Existe um mau uso da política de proteção à vítima?
Existe, inclusive, a política migratória, para impedir a migração de brasileiros ou brasileiras para outros países, principalmente para a Europa, como Portugal e Espanha, com a deportação de muitas pessoas. Muitas vezes, ocorre de serem identificadas essas pessoas, que seriam as vítimas, no aeroporto, quando chegam e são deportadas para o Brasil. Mas a diferença é o modo como se recebe por esse trabalho sexual. Na Europa, se recebe em euros. E, em Franca, há um caso de um travesti na Itália que está muito bem de vida e trabalha comumente, e as pessoas na nossa cidade não sabem dessa situação. Isto mostra que, na área da exploração sexual, a pretexto de proteger contra a exploração sexual, pode estar ocorrendo o uso distorcido dessa legislação de proteção, mas para impedir a imigração de trabalhadores e trabalhadoras para outros países. Com o mundo globalizado, os trabalhadores vão buscar trabalho para receber em dólar ou em euros e acabam deportados. Essa é uma situação distinta da violação laboral e sexual, e isso precisa ser enfrentado. Existe muito preconceito. Já há tratados estabelecendo, no caso da exploração sexual, que não se pode querer fazer a barganha. A vítima pode colaborar com a investigação, mas não como forma de barganha. Já existiu, baseado em estratégia, o conceito de que a vítima tinha de denunciar alguém no lugar em que ela estivesse para recebesse o programa de proteção. É conhecido o caso da brasileira que fez acordo com a polícia americana para denunciar um governador de Nova Iorque e depois ela voltou para o país. A gente encontra, nas pesquisas, essa situação, que não está bastante clara. Situações em que a pessoa está sendo vítima de coação, violência, ou em que não há essa coação.
Por que o consentimento da vítima não é válido?

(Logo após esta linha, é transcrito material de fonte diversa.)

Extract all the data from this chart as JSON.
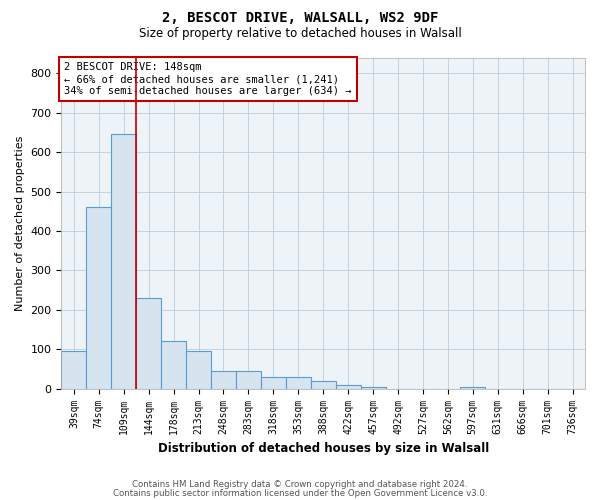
{
  "title1": "2, BESCOT DRIVE, WALSALL, WS2 9DF",
  "title2": "Size of property relative to detached houses in Walsall",
  "xlabel": "Distribution of detached houses by size in Walsall",
  "ylabel": "Number of detached properties",
  "bar_labels": [
    "39sqm",
    "74sqm",
    "109sqm",
    "144sqm",
    "178sqm",
    "213sqm",
    "248sqm",
    "283sqm",
    "318sqm",
    "353sqm",
    "388sqm",
    "422sqm",
    "457sqm",
    "492sqm",
    "527sqm",
    "562sqm",
    "597sqm",
    "631sqm",
    "666sqm",
    "701sqm",
    "736sqm"
  ],
  "bar_values": [
    95,
    460,
    645,
    230,
    120,
    95,
    45,
    45,
    30,
    30,
    20,
    10,
    5,
    0,
    0,
    0,
    5,
    0,
    0,
    0,
    0
  ],
  "bar_color": "#d6e4f0",
  "bar_edge_color": "#5b9bd5",
  "property_line_color": "#c00000",
  "property_line_idx": 2.5,
  "annotation_text": "2 BESCOT DRIVE: 148sqm\n← 66% of detached houses are smaller (1,241)\n34% of semi-detached houses are larger (634) →",
  "annotation_box_color": "#c00000",
  "ylim": [
    0,
    840
  ],
  "yticks": [
    0,
    100,
    200,
    300,
    400,
    500,
    600,
    700,
    800
  ],
  "footer1": "Contains HM Land Registry data © Crown copyright and database right 2024.",
  "footer2": "Contains public sector information licensed under the Open Government Licence v3.0.",
  "bg_color": "#eef3f8",
  "grid_color": "#b8cfe0"
}
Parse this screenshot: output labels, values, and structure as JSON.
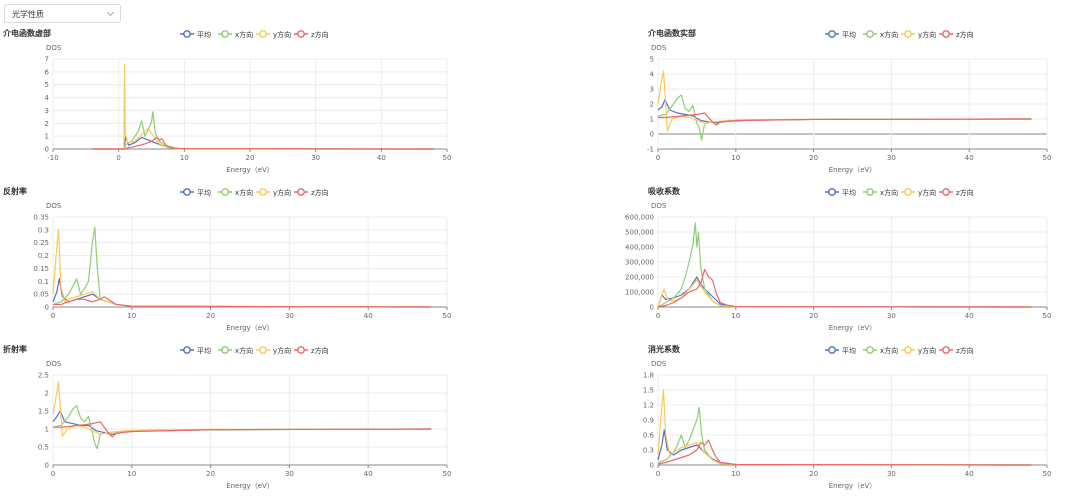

Ela está sendo constrangida, sequestrada, com a liberdade privada ou ameaçada, e, nessas situações, é invalidado qualquer consentimento. Isso está na nova lei do Protocolo de Palermo. Agora, quando a vítima já exercia determinada atividade ilícita no nosso país e vai pra outra nação, na nossa legislação anterior também seria crime. No Protocolo de Palermo, isso depende. Por exemplo, uma profissional do sexo que vai pra Europa e que já exercia a atividade em nosso país, e vai pra exercê-la com melhores condições, mas é enganada e tem que trabalhar em condições piores do que trabalhava antes. Essa fraude, pelo Protocolo de Palermo, torna invalido o consentimento, caracterizando o crime. Quando nada disso existe, e esse lugar é dentro do país, é indiferente para o protocolo. A nossa legislação fez essa adequação. Na nossa legislação e no protocolo, está dito que não é válido consentimento de menores de 18 anos que são considerados pelos tratados internacionais como crianças. Ou quando ocorre com abuso de vulnerabilidade.